Thursday, September 08, 2011

Realistic Relativistic Spacecraft and Impact Events


As everyone knows by now, impacts from space have occasionally devastated much of life on earth, most recently and famously in the K-T boundary impact event, 65 million years ago, that appears to have killed off most dinosaurs. Typically, impactors from space that come from within the solar system arrive at 20-50 km/s. And the specific impactor that shmushed the dinosaurs' world was probably a hard/dense rock (not ice), say 3000 kg/m^3, 10-14 km in diameter. That's remarkable: something doesn't need to be 'the size of Texas' (a la Michael Bay's Armageddon (1998)) or to be travelling at anything like relativistic speeds (say > .1C = 30,000 km/s) is required to obliterate much of life on Earth.

But what if an impactor is out at one of these extremes? Well, supposing that 'something the size of TX' means a 10^4 (a 100x100) scaling up of mass from the actual K-T event impactor then K-T-level impact energy results from only 1/100 the v, i.e., only .2-.5 km/s = 200-500 m/s, the speed of current fighter planes.

And what about a space-ship moving at relativistic velocities, i.e., the sort of thing that travel to the stars 'without warp drive' will require? Won't it look like a very dangerous projectiles to any other life-forms who spot it, as it were, in-coming?

Suppose as a kind of base-line that the sort of space-ship that could conceivably sustain technological life for 20+ years would be at least the size/mass of the largest current aircraft carriers, which are about 100,000 long tons = ~ 10 million kg. For simplicity, ignoring relativistic effects, how fast does does an aircraft-carrier-scale ship have to be going to have the kinetic energy of the K-T impactor?

Current estimates of the K-T impactor energy are 400-420 x 10^21 J. Solving for v we get that the aircraft carrier would have to be traveling at ~ 90,000 km/s ~ .3C to do K-T-type damage. If we take relativistic effects on kinetic energy into account, the sufficient-for-a-K-T-disaster v computes out to ~ .29C.

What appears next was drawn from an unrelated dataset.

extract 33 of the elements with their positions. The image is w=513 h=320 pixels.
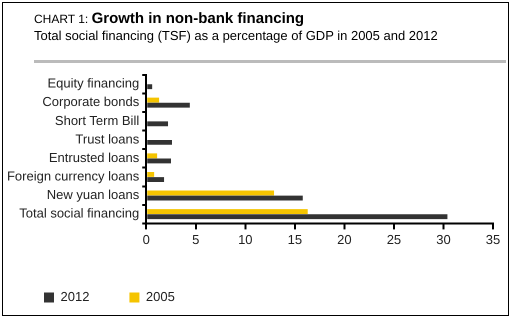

On the one hand, then, why build a Death Star when you can devastate a planet just by ramming something the size of the Starship Enterprise or Space Battleship Yamato into it (at anything like their normal speeds)? On the other hand, the sorts of moderately large spaceships humans might use to get to the stars over a generation (e.g., accelerating continuously at 1 g for the first half of the trip then decelerating at the same rate for the second half) are going to look like menaces to intelligences at the other end. If the decceleration goes wrong, e.g., fuel runs out early or some such thing, then those ships will 'come in hot', at a non-trivial fraction of C, and will threaten to destroy civilizations and possibly life more generally at their destination. Look out.